Hello everyone!
Last week I have been trying to compare RNA-seq isoform-level quantification to Nanostring data in order to assess the reproducibility between both platforms. I have two samples with both types of data available and a gene signature in which I'm specially interested. The tools I have been using are STAR for mapping and RSEM for quantification, with hg38 as reference genome and hg38.ensGene.gtf (downloaded from UCSC site).
The pipeline runs without problems but the results do not match my expectations at all. For some of this genes, I have observed that the quantification of "expected_counts" and "TPM" is 0, even though when I open the bam files in IGV I can see reads mapping to these isoforms. An example is VEGFA, for which I link a screenshot.

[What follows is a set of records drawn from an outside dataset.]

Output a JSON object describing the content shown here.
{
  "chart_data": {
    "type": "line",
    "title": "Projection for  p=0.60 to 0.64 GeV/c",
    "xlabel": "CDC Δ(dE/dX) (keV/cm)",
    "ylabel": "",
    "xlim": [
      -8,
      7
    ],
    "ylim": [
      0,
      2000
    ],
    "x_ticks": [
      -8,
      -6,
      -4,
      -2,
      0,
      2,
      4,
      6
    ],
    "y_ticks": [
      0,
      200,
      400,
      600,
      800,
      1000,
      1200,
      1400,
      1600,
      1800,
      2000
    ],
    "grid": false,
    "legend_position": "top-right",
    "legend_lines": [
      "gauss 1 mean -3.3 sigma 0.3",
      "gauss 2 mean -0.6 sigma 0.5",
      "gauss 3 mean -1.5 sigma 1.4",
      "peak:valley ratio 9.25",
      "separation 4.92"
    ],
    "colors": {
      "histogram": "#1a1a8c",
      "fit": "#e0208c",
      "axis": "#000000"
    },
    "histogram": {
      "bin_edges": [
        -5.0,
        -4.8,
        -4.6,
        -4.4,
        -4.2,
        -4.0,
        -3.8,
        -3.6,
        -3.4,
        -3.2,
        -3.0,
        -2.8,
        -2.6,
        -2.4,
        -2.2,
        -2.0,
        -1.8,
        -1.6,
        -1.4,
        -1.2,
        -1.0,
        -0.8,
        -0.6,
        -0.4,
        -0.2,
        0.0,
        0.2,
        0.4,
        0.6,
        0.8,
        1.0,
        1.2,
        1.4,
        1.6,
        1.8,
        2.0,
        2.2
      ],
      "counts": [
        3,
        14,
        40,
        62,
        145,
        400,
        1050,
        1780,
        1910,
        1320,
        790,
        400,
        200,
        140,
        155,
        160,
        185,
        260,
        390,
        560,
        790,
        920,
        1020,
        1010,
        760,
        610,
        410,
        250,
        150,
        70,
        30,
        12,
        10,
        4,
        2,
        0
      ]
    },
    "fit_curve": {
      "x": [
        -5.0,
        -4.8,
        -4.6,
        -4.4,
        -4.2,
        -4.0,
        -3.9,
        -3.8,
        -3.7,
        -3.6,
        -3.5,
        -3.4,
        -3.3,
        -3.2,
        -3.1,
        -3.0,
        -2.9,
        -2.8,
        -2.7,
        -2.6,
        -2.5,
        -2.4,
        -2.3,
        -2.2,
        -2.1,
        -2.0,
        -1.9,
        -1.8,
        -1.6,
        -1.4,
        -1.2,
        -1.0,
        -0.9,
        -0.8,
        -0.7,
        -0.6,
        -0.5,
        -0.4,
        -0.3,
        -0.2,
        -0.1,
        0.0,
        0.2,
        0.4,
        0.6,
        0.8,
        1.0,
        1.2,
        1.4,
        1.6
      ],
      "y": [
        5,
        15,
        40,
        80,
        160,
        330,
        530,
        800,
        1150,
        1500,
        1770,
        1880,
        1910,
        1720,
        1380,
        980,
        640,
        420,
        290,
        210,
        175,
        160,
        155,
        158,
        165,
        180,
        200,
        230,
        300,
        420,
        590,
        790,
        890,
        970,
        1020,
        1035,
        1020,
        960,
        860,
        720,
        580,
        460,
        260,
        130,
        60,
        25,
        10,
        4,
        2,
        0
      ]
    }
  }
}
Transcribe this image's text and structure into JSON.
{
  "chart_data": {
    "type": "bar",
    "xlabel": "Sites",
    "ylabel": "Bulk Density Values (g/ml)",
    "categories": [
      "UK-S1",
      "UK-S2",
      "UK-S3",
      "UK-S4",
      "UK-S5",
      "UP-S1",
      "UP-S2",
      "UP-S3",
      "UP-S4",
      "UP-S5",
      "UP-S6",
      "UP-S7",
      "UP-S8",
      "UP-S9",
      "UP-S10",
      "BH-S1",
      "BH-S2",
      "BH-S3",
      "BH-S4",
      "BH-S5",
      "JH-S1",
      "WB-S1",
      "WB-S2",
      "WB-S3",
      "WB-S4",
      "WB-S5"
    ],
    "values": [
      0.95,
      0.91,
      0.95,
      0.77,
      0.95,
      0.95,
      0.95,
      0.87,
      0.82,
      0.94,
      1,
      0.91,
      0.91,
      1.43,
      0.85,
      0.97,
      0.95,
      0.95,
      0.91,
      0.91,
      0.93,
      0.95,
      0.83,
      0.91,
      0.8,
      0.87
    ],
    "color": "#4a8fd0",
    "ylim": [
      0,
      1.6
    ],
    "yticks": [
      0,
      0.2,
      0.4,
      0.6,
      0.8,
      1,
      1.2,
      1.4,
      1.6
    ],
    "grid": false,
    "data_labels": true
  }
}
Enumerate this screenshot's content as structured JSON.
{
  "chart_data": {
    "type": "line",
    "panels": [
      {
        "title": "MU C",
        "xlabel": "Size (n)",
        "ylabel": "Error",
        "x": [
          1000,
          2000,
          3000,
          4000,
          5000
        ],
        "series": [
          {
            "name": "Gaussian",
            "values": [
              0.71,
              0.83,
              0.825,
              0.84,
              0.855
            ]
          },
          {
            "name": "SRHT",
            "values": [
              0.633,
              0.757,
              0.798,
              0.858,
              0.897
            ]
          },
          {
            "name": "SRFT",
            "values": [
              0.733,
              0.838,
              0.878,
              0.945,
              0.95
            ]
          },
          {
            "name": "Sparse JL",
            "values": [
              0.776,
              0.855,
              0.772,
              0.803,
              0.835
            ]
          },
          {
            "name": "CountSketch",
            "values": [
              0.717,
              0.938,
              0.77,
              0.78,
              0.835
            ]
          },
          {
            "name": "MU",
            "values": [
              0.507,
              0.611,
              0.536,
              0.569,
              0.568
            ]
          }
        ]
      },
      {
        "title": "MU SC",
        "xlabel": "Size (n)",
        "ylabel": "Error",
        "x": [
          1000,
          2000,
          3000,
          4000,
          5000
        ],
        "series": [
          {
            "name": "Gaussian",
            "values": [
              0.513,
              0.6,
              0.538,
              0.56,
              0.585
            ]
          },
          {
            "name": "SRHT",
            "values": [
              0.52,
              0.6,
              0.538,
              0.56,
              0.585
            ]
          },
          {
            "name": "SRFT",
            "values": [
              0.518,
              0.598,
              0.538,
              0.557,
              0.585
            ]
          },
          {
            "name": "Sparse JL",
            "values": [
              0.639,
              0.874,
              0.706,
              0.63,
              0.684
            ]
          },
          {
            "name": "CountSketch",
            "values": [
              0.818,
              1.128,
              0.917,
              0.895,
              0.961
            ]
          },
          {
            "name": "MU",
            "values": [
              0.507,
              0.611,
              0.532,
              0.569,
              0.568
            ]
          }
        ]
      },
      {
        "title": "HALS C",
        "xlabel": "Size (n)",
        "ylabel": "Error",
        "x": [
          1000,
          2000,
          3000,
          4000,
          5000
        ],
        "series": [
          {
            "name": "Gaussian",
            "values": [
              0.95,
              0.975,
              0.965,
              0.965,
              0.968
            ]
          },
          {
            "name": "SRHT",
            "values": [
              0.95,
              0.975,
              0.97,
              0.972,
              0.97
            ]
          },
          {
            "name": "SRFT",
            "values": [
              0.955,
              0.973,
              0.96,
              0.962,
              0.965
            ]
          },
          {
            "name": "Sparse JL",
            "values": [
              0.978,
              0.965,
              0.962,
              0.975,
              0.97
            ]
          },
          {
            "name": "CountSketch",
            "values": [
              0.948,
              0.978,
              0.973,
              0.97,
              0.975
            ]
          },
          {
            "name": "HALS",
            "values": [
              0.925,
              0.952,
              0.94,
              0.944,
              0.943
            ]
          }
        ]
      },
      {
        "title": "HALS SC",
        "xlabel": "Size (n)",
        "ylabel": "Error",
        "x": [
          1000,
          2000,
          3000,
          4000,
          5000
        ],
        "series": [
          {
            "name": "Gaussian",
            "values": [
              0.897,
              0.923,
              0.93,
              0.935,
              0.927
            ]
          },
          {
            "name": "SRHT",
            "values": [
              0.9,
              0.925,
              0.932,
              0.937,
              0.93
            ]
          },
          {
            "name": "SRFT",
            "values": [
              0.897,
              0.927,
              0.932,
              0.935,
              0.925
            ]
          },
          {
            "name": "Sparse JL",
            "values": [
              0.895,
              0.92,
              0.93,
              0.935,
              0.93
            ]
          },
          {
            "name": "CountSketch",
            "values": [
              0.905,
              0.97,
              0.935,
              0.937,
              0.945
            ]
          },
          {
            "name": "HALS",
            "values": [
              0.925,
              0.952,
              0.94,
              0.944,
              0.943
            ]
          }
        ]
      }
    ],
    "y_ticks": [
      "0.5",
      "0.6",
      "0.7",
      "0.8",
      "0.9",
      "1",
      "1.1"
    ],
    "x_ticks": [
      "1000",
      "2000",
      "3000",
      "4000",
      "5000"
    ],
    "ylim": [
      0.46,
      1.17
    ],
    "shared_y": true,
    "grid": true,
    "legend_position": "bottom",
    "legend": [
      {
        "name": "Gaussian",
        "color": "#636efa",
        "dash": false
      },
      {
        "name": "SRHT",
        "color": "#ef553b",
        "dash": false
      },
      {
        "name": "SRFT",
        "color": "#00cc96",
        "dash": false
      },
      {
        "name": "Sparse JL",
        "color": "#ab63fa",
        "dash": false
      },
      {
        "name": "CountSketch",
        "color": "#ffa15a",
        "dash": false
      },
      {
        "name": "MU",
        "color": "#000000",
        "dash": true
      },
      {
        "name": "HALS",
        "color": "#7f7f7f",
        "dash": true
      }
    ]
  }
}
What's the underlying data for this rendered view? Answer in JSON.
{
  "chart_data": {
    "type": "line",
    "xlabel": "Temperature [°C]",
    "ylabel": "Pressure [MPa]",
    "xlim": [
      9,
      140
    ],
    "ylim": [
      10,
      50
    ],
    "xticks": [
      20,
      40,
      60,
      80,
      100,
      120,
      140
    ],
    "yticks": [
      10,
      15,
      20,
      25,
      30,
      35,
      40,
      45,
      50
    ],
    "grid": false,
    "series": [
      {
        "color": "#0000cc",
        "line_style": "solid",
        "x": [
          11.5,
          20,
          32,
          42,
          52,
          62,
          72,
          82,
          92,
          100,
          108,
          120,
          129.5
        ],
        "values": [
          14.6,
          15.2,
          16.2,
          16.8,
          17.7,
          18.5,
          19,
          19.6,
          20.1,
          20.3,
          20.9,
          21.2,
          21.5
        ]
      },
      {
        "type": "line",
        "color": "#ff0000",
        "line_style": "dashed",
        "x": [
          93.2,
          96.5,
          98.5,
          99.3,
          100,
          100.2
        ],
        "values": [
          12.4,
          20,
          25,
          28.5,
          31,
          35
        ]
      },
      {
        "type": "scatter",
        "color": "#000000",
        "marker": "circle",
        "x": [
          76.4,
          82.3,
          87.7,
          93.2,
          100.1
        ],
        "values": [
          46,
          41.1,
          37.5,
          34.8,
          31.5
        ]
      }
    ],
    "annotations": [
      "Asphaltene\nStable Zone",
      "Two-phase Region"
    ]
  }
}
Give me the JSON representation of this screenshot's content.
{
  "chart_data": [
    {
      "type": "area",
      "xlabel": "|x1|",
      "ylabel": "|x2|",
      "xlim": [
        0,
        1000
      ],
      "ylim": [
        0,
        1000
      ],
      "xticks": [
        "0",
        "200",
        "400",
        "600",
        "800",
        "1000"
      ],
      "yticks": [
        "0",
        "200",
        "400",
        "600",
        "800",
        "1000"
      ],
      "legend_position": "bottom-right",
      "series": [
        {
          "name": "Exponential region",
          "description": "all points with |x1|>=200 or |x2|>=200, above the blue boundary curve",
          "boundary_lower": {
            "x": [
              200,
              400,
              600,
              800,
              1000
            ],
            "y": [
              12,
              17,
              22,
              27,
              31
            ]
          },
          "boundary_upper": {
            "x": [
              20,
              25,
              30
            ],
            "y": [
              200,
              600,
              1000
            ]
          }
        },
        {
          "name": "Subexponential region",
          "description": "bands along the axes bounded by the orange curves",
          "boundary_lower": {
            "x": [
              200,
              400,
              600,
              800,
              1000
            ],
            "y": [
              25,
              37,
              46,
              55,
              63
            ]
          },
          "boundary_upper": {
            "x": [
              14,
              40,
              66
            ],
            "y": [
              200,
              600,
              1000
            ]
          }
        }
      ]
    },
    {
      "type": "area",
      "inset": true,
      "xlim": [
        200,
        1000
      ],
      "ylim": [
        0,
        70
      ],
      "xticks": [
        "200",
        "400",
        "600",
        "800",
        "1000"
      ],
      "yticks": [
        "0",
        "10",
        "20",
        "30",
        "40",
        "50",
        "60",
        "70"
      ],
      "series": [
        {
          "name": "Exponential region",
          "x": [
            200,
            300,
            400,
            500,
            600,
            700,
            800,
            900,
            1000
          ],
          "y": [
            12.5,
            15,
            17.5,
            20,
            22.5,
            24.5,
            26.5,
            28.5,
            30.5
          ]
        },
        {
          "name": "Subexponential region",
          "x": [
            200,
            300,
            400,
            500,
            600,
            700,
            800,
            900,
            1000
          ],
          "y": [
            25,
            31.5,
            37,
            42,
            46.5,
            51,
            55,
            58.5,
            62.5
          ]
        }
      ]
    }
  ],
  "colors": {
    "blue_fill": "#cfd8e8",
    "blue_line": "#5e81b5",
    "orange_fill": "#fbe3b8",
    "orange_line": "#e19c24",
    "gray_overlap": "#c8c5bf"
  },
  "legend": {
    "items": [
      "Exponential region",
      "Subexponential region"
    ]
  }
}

Reads are clearly mapping to VEGFA, yet some of the isoforms have 0 as their TPM (the one marked in grey for example, which is the largest). This results reproduce when using MapSplice as alignment algorithm instead of STAR.
Why is this happening? Why is RSEM assigning reads to some isoforms and not others when they are so similar? Please help.
Yours truly, Arturo
As a small aside: is there any reason to prefer RSEM over Salmon/Kallisto?
I seem to remember that the latest paper from Rob Patro's lab showed that most of the differences between STAR/RSEM and Salmon were down to the STAR part, rather than the RSEM part, and that the latest version of salmon, which includes decoy sequences, is more similar than earlier verisons.
Thank you for your clear and concise answer. It was very helpful!